Today, about 60% of international transactions are settled in US Dollars. Gold is priced in dollars, oil is priced in dollars. Most commodities are priced in US dollars. And when a company buys goods in another country, they are often bought in US dollars, no matter what currency that country uses. This means that the entire world’s economy is affected by the US economy and decisions made at the US Federal Reserve. So how did this system come about? Read along to learn about how the US Dollar became the world’s reserve currency
For centuries, countries used gold for international transactions or pegged the value to the amount of gold they had in their vaults. This is called “being on the gold standard” The UK pound was the global reserve currency for many years, because the pound was considered as safe as gold itself. The UK, having lost its economic strength and a lot of its gold, abandoned the gold standard in 1931 leaving the US as the leading reserve currency.
The US financial position was strengthened at the beginning of WWII when many countries had to pay for goods with gold, leaving their vaults even more empty. In 1944, delegates from 44 Allied countries attended the Bretton Woods Conference to begin planning the post-war economic order. Because the US had so much of the world’s gold, the delegates decided that they would peg their currency to the US dollar and the US dollar could be redeemed for gold.

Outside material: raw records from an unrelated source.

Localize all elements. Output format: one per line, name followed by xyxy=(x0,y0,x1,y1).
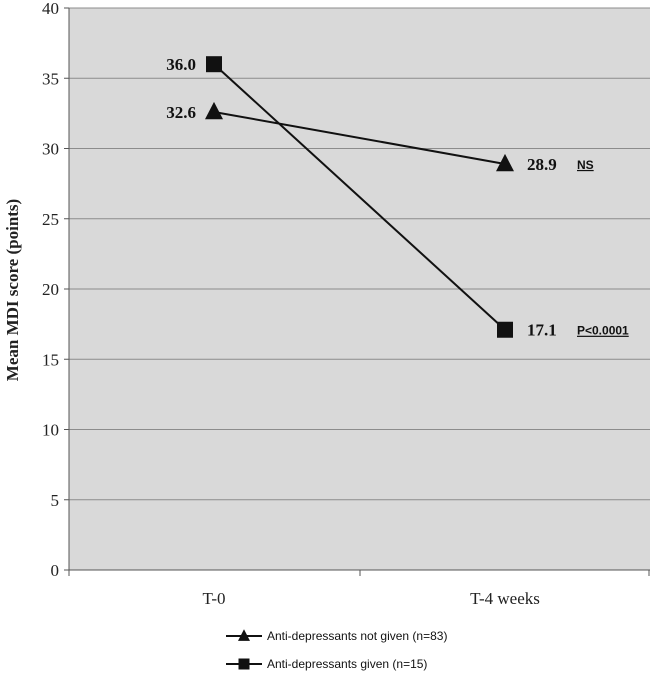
square-marker xyxy=(497,321,513,338)
legend-label: Anti-depressants not given (n=83) xyxy=(267,629,447,643)
y-tick-label: 20 xyxy=(42,280,59,299)
series-not-given: 32.6 28.9 NS xyxy=(166,101,594,174)
y-tick-label: 35 xyxy=(42,69,59,88)
y-tick-label: 0 xyxy=(51,561,60,580)
legend-item: Anti-depressants given (n=15) xyxy=(226,657,427,671)
y-tick-label: 40 xyxy=(42,0,59,18)
significance-label: NS xyxy=(577,158,594,172)
data-label: 32.6 xyxy=(166,103,196,122)
significance-label: P<0.0001 xyxy=(577,324,629,338)
series-line xyxy=(213,63,506,331)
series-line xyxy=(213,110,506,165)
series-given: 36.0 17.1 P<0.0001 xyxy=(166,55,629,340)
y-tick-label: 25 xyxy=(42,210,59,229)
legend-item: Anti-depressants not given (n=83) xyxy=(226,629,447,643)
y-axis-title: Mean MDI score (points) xyxy=(3,199,22,381)
data-label: 17.1 xyxy=(527,321,557,340)
y-tick-label: 15 xyxy=(42,350,59,369)
data-label: 36.0 xyxy=(166,55,196,74)
y-tick-label: 30 xyxy=(42,140,59,159)
x-tick-label: T-4 weeks xyxy=(470,589,540,608)
y-tick-label: 5 xyxy=(51,491,60,510)
legend-label: Anti-depressants given (n=15) xyxy=(267,657,427,671)
data-label: 28.9 xyxy=(527,155,557,174)
legend-square-icon xyxy=(238,658,250,670)
y-tick-label: 10 xyxy=(42,421,59,440)
triangle-marker xyxy=(496,153,514,172)
legend: Anti-depressants not given (n=83) Anti-de… xyxy=(226,629,447,671)
legend-triangle-icon xyxy=(238,629,250,641)
triangle-marker xyxy=(205,101,223,120)
x-tick-label: T-0 xyxy=(203,589,226,608)
square-marker xyxy=(206,56,222,73)
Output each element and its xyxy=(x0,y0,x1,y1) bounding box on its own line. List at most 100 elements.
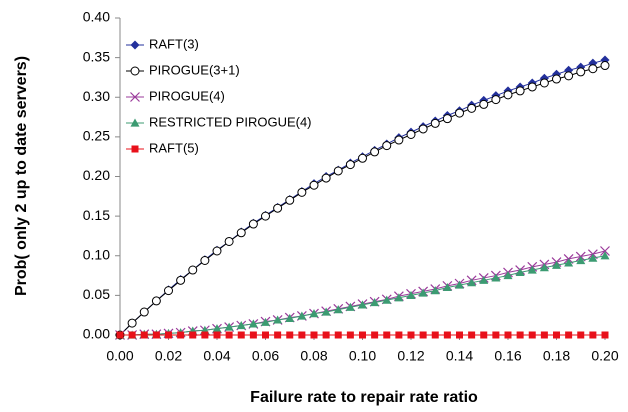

This meant that the US dollar became the world’s reserve currency. While the US stopped converting dollars to gold in 1973.
Still the strength and stability of the US meant that it still made sense to use US dollars for international commerce. Since then, the Euro, Chinese Yuan, Japanese Yen and UK Pound have gained a growing percentage of international commerce and government reserves, but the US dollar still holds the largest position.
Some countries, dissatisfied with the US deficits have considered making their own reserve currency for trade between their countries. BRICS nations (Brazil, Russia, India, China and South Africa) announced on August 24 their intent to evaluate a common currency for trade. This could be some sort of international cryptocurrency or even a new physical currency. This seems like a difficult challenge. Remember it took Europe 50 years to create the Euro. These countries would have to be willing to share in the fiscal policy making. Time will tell.